Asked why the deal had been delayed, an Olam spokesperson told ConfectioneryNews: “We are proceeding well on a complex transaction​.”

Olam growing bigger, ADM shedding costs

Once completed, the sale will give Olam 700,000 metric tons of cocoa pressing capacity. This means it will account for 16% of the cocoa processing across the world, just behind Barry Callebaut and Cargill.

For the Q2 2015, ADM brought in $17.2bn in revenue compared with $21.5bn during the same period last year.
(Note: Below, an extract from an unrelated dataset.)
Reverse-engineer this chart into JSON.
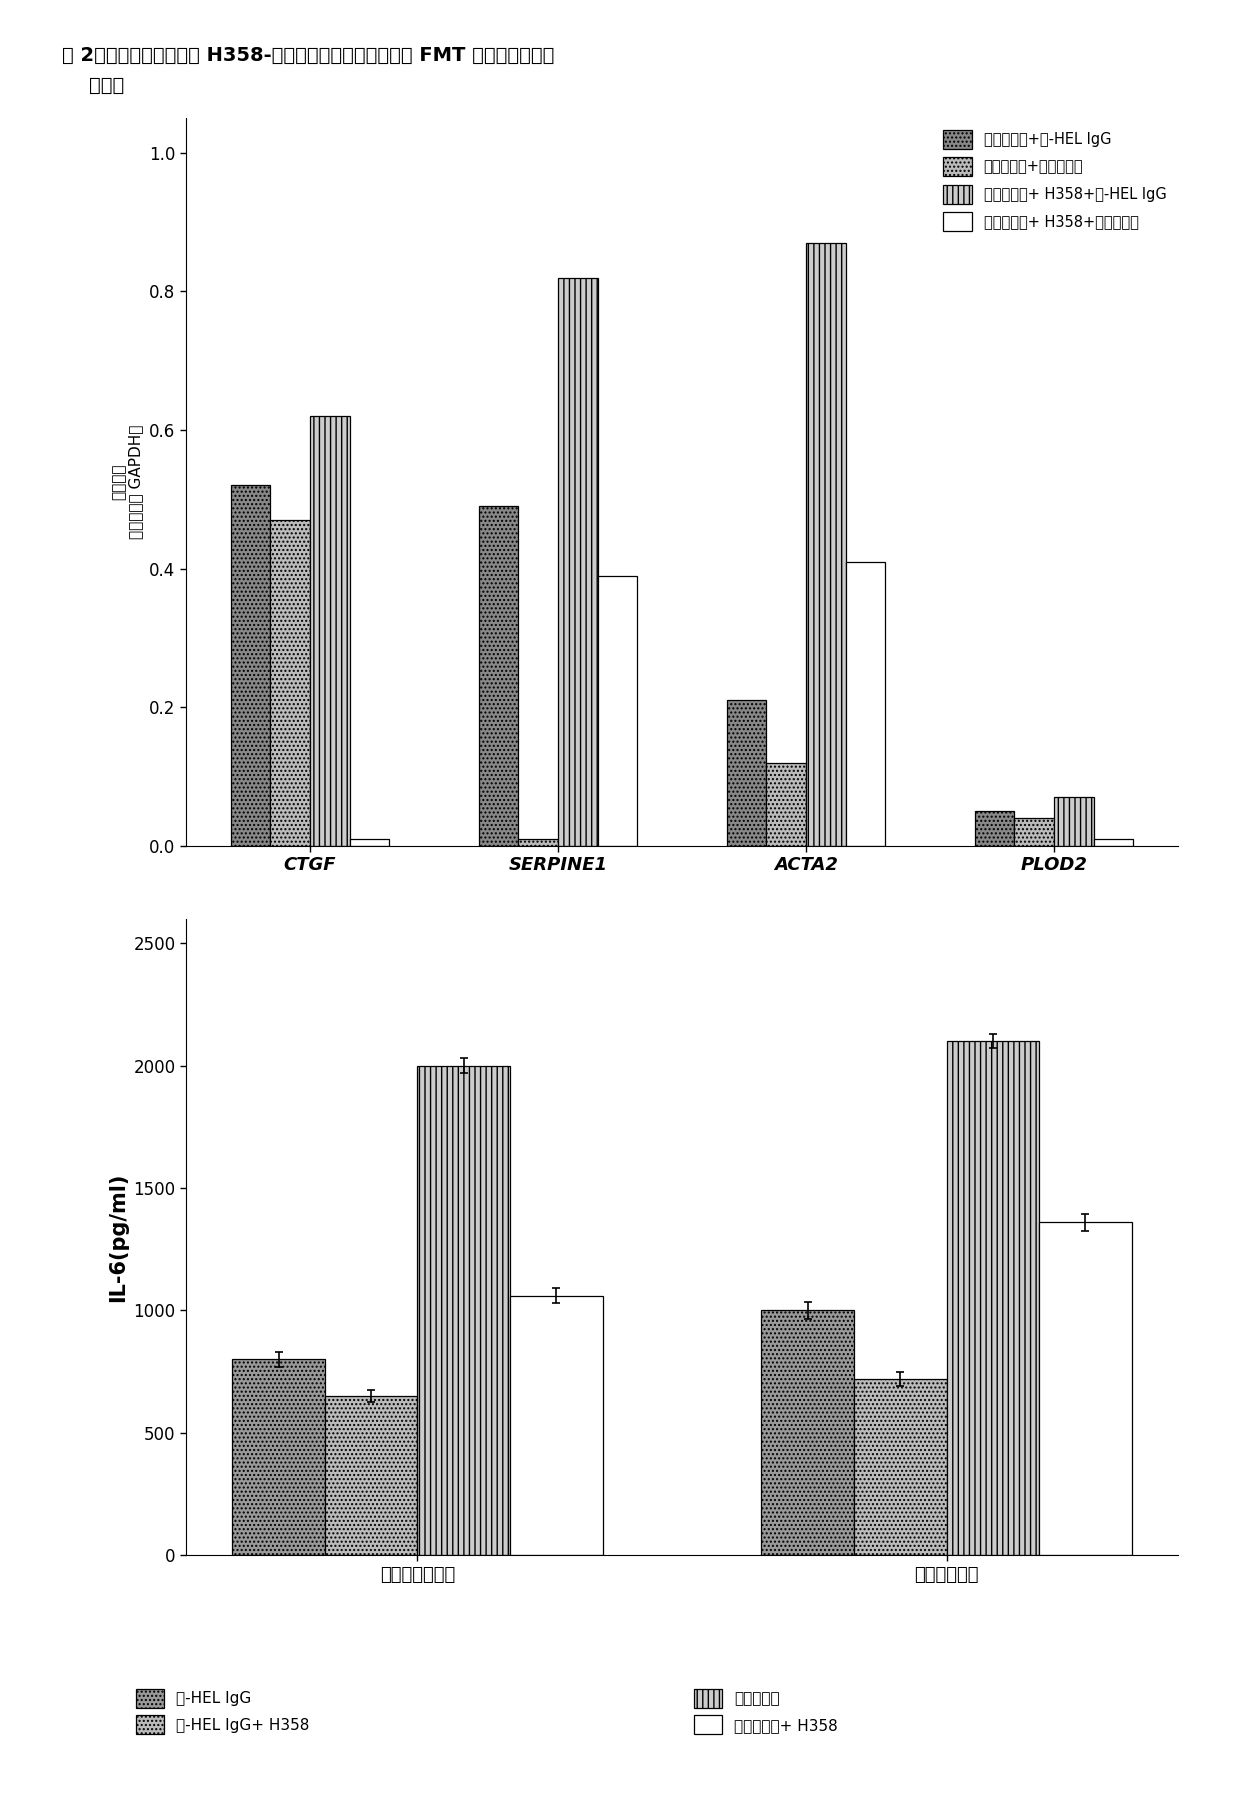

“The global chocolate and cocoa businesses do not comprise a major component of the company’s operations and therefore do not meet the criteria to be classified as discontinued operations,”​ ADM said in the most recent SEC filing.

As of Tuesday, ADM could be reached for comment concerning the delay on this deal.

History of the deal

In July, the European Commission approved the transaction​ between the two companies, saying that there were no competition concerns.

Previous to the approval, FoodNavigator-USA reported that ADM chairman and CEO Patricia Woertz said the deal would allow ADM to "redeploy capital to investments that offer improved returns​ potential and less volatility than the cocoa business, or distribute excess capital to shareholders, or a combination of both.”

The deal is set to include ADM’s cocoa processing facilities, warehouses, innovation centers, as well as its deZaan brand. ADM’s global chocolate business will not be included, as it was sold to Cargill for $440m in September, 2014.

In announcing what it claimed to be ‘one of the world’s most advanced cocoa plants’ in Côte d’Ivoire, Africa, earlier this year, an Olam spokesperson told ConfectioneryNews​: "All of Olam’s existing infrastructure will remain in operation, including usinage plants, processing stations and warehousing operations." ​They did not say whether the ADM Abidjan plant was currently operational.